Tags

, , , , ,

Today I received a copy of a poem written 70 years ago by my Grandmother.  She was a remarkable woman for her kindness and quiet strength, her piano teaching talent and her poetry that she often included in our birthday cards.  She led a very humble life.  She survived breast cancer, raised four children and had a husband who was at worst abusive and at best completely self-centred.  She took delight in her grandchildren and she made us all feel very special.

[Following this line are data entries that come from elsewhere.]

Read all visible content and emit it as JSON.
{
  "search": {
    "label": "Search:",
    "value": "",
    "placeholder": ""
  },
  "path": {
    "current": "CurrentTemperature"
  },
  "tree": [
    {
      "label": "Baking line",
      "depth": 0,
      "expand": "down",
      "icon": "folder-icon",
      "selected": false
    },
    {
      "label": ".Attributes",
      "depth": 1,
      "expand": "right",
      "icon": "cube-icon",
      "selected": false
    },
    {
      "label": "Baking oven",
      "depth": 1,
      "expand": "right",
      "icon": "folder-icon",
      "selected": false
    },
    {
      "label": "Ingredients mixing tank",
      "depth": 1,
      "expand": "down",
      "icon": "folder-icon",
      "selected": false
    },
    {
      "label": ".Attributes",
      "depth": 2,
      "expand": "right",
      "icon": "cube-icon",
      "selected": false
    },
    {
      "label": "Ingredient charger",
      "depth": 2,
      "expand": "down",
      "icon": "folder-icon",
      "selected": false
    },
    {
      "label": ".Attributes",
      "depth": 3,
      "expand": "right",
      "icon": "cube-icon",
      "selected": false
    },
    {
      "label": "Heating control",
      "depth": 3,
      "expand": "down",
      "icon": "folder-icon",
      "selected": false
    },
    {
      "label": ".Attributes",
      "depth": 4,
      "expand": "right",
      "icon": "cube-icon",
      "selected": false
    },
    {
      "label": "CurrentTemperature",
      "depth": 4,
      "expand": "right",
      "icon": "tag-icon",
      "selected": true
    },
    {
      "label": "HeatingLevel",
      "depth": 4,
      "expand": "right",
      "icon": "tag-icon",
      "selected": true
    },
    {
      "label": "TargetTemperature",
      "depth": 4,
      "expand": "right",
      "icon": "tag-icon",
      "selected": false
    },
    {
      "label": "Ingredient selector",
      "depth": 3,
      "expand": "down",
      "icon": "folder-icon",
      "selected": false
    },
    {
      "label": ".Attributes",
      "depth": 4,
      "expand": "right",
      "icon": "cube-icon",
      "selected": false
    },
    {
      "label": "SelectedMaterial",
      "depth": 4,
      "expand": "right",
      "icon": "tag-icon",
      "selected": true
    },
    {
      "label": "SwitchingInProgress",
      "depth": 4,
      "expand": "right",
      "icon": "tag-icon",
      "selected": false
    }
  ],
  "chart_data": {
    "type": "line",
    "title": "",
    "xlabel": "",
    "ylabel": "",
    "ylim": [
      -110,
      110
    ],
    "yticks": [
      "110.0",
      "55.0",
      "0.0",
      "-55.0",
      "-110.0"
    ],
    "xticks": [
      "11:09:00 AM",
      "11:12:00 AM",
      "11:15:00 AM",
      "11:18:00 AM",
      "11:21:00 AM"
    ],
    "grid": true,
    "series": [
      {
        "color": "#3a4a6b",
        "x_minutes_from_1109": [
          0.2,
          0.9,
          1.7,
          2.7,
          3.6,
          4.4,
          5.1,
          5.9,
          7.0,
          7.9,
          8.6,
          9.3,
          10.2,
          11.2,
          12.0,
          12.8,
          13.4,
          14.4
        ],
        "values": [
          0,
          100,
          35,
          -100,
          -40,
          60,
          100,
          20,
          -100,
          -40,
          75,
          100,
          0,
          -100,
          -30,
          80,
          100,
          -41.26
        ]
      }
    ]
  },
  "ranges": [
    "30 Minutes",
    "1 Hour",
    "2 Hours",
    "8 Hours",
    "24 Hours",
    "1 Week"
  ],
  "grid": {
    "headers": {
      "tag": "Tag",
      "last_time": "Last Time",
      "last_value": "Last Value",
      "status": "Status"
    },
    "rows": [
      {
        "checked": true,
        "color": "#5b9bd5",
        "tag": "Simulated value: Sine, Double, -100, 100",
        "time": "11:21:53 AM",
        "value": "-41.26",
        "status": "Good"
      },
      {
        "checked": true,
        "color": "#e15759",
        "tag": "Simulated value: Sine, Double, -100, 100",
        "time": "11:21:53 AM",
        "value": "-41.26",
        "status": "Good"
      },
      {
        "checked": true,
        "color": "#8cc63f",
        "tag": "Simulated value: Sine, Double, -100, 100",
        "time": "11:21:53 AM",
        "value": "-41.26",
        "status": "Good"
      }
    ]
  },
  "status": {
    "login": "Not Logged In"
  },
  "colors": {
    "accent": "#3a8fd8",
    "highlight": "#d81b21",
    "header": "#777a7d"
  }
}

We would sit on her kitchen table watching her cook in the summer heat, with one arm twice the size of the other, swollen from the effects of breast cancer surgery, and never complain.  When she baked a cake she used to pull a straw from her broom, wash it carefully and dry it and use it to test the cake’s doneness.  Who needed toothpicks?  She had the most devilish twinkle in her eye when she would make us milky ‘coffee’ when we were only children… she called it ‘rat poison’.  We knew she was kidding.  She loved peanut butter, possibly more than any other food in the world, except maybe Reese’s Cups.

In my young naivety, I never thought to ask if her life was at all happy, despite her very difficult marriage.  I hope it was.  She certainly gave us many happy memories.  Reading her poem today reminded me how a person can create something beautiful from a situation that is anything but.  When she signed the papers for my Dad to enter the Army Reserve so that he could leave school and leave an unhappy home, I’m sure it was a very difficult time.

I stood beside my cottage gate,

That sunny day we said good-bye;

And watched my son, in uniform

His fearless eyes, his head held high.

 

And now, although the hour is late,

And I beside my fireside sit;

I see again that boyish form,

Between the stitches as I knit.

 

Somehow, I feel it in my heart,

Tho many miles apart are we;

My son, while answering duty’s call,

Most oft times thinks of home and me.

M.C.

Mary Elizabeth Carlisle Corsi with great grandson

It also reminds me that if we can’t always find the words to be a poet, we can look inside and find the strength to be the poem.  My Grandmother, Mary Elizabeth Carlisle Corsi was both.